Surfing the Solar Wind
Another open question is the source and acceleration of the solar wind. “The corona produces a supersonic stream of particles that flow into space," says SWEAP Principal Investigator Justin Kasper (University of Michigan), "and we would like to know why this wind is so fast.” The solar wind can accelerate up to 800 kilometers per second (2 million mph) above holes in the Sun's corona.
Some of this speed comes from the Sun's rotation. As the Sun spins, its magnetic field grips the corona and forces it to rotate as well, like riders on a merry-go-round. But Parker has now shown that this rotation is 15 to 25 times faster than predicted by standard models. SWEAP recorded rotation speeds exceeding predictions at 35 to 50 km/s. These findings challenge traditional models of how stars like our Sun lose angular momentum as they age and spin down over time.
“We are discovering that our standard models of the Sun are missing some very fundamental physics, and this mission has a great chance of revealing what is really happening,” says Kasper. “This might have implications for any spinning balls of plasma you can think of, like young stars, black hole accretion disks, and some plasma fusion devices.”
Another finding came from the WISPR instrument, which documented preliminary evidence of a dust-free region within 10 solar radii of the Sun.
On Earth, we see dust in the solar system as the zodiacal light, often visible at dusk or dawn. But for more than a century, scientists have predicted that the Sun's heat should break apart dust near it, creating a dust-free zone. Previous missions have failed to see this dust-free zone, though. Now, WISPR's observations suggest that the amount of dust decreases smoothly, rather than making an abrupt transition.
Parker will make even closer passes to the Sun starting in January 2020, when researchers will perhaps finally get to study this clear zone up close.
The ISʘIS instrument measures energetic particles from the Sun, and scientists soon realized that it could detect incoming solar storms. "Particles started arriving almost a day ahead of time," says David McComas (Princeton). "They rush out ahead along magnetic field lines, like fish jumping upstream, arriving before the structure of the coronal mass ejection gets to the spacecraft."
ISʘIS could also detect far smaller solar bursts than ever before, including rare bursts made up of heavier elements, suggesting such events are more common than previously thought. Understanding these micro-bursts at their origin is crucial to understanding how space weather evolves between its origin and Earth, where it can impact satellites and astronauts.
More to Come
All of the data coming out of the mission is now available online. It’s a good time to study the Sun, as we’re now in the heart of a profound solar minima, and the awaited onset of solar cycle #25. Observing at the start of a solar minimum, when the Sun is at its quietest and its magnetic field is at its simplest, gives researchers a baseline to reference before things ramp up towards solar maximum.
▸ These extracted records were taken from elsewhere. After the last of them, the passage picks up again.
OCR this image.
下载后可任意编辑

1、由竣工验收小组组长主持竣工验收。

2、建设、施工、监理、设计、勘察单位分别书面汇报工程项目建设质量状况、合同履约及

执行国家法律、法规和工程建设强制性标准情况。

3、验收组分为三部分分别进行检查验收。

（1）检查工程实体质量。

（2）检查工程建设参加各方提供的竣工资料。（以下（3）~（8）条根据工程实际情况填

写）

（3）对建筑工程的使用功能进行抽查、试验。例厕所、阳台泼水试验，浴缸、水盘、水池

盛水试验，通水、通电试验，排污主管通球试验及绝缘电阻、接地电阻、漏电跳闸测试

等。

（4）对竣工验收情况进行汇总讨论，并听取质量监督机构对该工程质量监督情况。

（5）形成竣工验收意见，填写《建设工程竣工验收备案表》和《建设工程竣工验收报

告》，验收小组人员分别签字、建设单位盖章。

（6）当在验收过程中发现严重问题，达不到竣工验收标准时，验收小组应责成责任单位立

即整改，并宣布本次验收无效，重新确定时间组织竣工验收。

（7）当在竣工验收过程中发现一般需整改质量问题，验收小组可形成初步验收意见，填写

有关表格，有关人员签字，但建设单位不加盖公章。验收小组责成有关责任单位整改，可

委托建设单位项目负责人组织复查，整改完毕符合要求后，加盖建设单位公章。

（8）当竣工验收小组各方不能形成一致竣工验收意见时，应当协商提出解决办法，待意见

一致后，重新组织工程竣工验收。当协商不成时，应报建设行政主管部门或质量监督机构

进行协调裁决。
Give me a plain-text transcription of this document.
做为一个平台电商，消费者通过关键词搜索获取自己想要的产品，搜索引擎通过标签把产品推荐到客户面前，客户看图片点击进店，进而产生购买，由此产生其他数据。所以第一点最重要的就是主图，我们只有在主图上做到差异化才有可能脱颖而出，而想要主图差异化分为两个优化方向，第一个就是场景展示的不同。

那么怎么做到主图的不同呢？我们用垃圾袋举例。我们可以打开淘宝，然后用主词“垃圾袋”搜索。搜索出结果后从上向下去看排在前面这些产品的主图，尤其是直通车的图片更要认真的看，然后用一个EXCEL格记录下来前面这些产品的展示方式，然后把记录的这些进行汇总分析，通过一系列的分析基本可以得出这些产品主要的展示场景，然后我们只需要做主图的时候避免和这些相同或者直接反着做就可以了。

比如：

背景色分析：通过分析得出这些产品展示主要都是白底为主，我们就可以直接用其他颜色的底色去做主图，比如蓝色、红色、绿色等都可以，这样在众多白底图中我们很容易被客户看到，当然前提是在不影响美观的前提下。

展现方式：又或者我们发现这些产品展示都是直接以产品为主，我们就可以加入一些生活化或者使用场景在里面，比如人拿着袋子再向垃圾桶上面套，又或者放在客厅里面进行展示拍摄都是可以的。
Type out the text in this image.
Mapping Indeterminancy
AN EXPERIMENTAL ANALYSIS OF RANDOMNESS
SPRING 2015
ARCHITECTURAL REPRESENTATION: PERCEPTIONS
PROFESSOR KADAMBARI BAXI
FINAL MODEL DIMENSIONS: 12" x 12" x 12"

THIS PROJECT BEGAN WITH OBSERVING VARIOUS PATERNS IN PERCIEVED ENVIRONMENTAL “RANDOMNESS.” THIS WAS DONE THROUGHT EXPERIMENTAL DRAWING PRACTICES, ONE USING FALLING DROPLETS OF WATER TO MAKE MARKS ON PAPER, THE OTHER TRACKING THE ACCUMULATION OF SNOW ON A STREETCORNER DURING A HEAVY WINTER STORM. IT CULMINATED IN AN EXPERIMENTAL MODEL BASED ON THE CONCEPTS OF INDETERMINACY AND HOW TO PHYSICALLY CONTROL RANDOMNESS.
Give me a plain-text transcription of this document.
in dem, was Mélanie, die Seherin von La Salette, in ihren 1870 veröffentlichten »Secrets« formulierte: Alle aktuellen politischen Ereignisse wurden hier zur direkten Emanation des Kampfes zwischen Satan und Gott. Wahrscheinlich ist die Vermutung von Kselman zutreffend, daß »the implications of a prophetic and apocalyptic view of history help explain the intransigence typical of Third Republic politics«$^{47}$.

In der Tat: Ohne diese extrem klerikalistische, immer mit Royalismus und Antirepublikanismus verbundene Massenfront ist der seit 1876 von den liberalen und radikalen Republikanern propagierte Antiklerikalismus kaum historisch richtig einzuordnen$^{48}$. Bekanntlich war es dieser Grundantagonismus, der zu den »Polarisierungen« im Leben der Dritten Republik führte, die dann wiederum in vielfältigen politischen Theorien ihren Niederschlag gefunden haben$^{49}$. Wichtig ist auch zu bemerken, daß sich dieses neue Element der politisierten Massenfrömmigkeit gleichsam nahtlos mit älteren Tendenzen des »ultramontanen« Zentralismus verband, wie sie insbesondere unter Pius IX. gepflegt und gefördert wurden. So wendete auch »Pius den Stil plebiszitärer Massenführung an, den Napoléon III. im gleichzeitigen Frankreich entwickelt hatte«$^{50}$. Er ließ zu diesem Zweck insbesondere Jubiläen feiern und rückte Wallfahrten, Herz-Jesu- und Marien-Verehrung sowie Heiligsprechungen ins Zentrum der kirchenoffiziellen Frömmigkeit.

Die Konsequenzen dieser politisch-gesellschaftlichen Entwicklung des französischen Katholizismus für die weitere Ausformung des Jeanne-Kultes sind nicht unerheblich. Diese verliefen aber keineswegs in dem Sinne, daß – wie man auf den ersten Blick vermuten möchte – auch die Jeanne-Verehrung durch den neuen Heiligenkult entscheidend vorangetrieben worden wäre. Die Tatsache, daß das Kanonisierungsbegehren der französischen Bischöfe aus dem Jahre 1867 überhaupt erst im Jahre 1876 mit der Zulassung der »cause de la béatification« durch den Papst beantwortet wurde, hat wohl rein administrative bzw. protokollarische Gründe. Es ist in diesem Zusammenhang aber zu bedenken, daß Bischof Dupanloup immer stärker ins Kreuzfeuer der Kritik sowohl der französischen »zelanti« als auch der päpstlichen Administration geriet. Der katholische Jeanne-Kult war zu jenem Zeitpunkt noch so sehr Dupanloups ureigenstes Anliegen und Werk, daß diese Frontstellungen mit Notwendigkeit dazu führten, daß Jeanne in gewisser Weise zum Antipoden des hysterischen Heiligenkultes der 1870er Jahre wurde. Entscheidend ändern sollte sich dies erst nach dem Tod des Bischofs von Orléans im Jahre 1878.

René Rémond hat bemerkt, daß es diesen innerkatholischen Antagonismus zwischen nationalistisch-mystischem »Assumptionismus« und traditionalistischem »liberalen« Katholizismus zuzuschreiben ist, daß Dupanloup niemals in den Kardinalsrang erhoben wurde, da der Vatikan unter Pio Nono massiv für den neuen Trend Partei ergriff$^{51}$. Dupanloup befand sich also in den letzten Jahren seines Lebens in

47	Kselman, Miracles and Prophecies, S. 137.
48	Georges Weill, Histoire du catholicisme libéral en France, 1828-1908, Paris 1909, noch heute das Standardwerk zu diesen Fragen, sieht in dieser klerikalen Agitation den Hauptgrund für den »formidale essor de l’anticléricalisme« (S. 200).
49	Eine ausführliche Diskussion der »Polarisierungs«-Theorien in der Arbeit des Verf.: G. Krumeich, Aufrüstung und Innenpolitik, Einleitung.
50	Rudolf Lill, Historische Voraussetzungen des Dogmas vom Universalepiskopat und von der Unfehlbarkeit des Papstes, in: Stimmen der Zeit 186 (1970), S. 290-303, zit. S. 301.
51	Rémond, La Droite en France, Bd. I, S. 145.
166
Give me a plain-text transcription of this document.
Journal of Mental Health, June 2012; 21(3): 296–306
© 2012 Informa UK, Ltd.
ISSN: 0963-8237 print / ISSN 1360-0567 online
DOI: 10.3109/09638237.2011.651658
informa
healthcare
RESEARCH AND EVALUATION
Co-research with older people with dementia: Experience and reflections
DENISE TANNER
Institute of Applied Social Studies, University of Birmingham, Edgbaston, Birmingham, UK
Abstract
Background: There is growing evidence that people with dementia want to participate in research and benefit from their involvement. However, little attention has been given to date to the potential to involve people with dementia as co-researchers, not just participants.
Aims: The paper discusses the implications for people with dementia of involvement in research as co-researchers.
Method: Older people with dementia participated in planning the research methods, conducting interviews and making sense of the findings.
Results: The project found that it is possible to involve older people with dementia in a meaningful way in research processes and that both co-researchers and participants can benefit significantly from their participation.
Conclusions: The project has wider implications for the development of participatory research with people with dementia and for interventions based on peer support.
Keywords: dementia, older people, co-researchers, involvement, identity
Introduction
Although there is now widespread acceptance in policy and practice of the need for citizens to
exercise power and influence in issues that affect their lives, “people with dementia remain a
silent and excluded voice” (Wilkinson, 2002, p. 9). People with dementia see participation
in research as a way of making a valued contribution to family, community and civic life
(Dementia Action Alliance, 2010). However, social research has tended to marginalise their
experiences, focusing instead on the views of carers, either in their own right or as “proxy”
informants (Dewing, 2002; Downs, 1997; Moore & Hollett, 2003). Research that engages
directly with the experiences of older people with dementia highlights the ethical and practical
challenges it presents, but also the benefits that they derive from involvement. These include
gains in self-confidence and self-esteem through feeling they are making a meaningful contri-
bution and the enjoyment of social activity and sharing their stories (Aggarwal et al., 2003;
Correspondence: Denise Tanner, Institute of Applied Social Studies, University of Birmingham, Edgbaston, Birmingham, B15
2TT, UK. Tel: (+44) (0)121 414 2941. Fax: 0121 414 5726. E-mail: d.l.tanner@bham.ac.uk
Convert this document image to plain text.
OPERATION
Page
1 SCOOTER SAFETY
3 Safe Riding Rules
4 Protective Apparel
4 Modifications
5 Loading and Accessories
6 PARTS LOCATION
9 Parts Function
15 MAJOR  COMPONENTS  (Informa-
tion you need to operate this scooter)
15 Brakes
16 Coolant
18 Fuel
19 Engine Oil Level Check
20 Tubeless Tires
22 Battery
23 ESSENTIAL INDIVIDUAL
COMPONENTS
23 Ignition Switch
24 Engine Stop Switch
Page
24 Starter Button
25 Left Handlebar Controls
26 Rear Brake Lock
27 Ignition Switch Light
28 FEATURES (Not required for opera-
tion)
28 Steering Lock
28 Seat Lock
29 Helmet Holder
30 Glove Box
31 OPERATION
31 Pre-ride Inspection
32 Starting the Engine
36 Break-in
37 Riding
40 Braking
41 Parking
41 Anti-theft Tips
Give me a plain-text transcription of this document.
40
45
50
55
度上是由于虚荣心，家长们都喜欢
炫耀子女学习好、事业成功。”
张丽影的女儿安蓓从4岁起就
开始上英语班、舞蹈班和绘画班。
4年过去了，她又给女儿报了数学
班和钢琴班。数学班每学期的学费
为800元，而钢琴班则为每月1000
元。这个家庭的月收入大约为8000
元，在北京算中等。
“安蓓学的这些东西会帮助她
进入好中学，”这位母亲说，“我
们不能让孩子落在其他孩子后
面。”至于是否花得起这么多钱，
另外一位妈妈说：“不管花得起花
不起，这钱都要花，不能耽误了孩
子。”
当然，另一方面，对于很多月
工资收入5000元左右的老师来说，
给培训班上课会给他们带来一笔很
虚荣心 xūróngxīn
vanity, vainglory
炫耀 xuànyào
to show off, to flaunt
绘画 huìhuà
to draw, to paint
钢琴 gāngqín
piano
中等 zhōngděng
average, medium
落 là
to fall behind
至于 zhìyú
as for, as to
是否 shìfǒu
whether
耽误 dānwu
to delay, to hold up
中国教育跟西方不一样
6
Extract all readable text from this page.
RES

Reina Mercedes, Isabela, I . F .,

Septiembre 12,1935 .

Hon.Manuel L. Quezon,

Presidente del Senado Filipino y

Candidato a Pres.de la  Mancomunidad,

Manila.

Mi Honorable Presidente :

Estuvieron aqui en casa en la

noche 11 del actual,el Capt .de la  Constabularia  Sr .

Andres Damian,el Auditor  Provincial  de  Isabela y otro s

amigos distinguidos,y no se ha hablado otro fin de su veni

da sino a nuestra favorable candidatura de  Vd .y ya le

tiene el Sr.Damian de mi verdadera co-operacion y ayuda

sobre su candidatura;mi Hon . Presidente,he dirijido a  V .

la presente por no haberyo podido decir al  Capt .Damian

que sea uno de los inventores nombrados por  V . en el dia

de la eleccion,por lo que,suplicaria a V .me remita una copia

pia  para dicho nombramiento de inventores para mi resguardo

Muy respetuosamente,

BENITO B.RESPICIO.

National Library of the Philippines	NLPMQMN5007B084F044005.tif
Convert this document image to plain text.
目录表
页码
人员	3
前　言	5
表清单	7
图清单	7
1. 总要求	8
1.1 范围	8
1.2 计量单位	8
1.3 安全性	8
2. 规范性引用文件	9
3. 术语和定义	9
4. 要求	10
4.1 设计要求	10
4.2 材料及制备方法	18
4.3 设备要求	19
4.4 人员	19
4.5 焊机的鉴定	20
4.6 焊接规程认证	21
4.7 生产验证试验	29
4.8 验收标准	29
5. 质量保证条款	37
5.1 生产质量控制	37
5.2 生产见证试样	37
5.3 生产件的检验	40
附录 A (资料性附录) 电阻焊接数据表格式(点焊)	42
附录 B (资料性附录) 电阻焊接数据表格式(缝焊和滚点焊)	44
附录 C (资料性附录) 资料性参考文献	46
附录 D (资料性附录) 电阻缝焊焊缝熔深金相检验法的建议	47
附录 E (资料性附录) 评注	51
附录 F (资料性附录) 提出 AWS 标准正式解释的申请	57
The Parker Solar Probe will also make the second of seven Venus flybys this month on the day after Christmas, flying just over 3,000 kilometers (1,864 miles) past the planet.
The Parker Solar Probe is named after solar physics pioneer Eugene Parker. The mission is expected to last through a primary mission of almost seven years, through 24 solar orbits. By 2025, Parker will be passing just 7 million km from the Sun at a speed of 430,000 mph, making it by far the fastest artificial object ever fielded by humanity.
It’s a great time to study the Sun, as the Parker Solar Probe dips into the very heart of the solar system to unlock the Sun’s deepest secrets.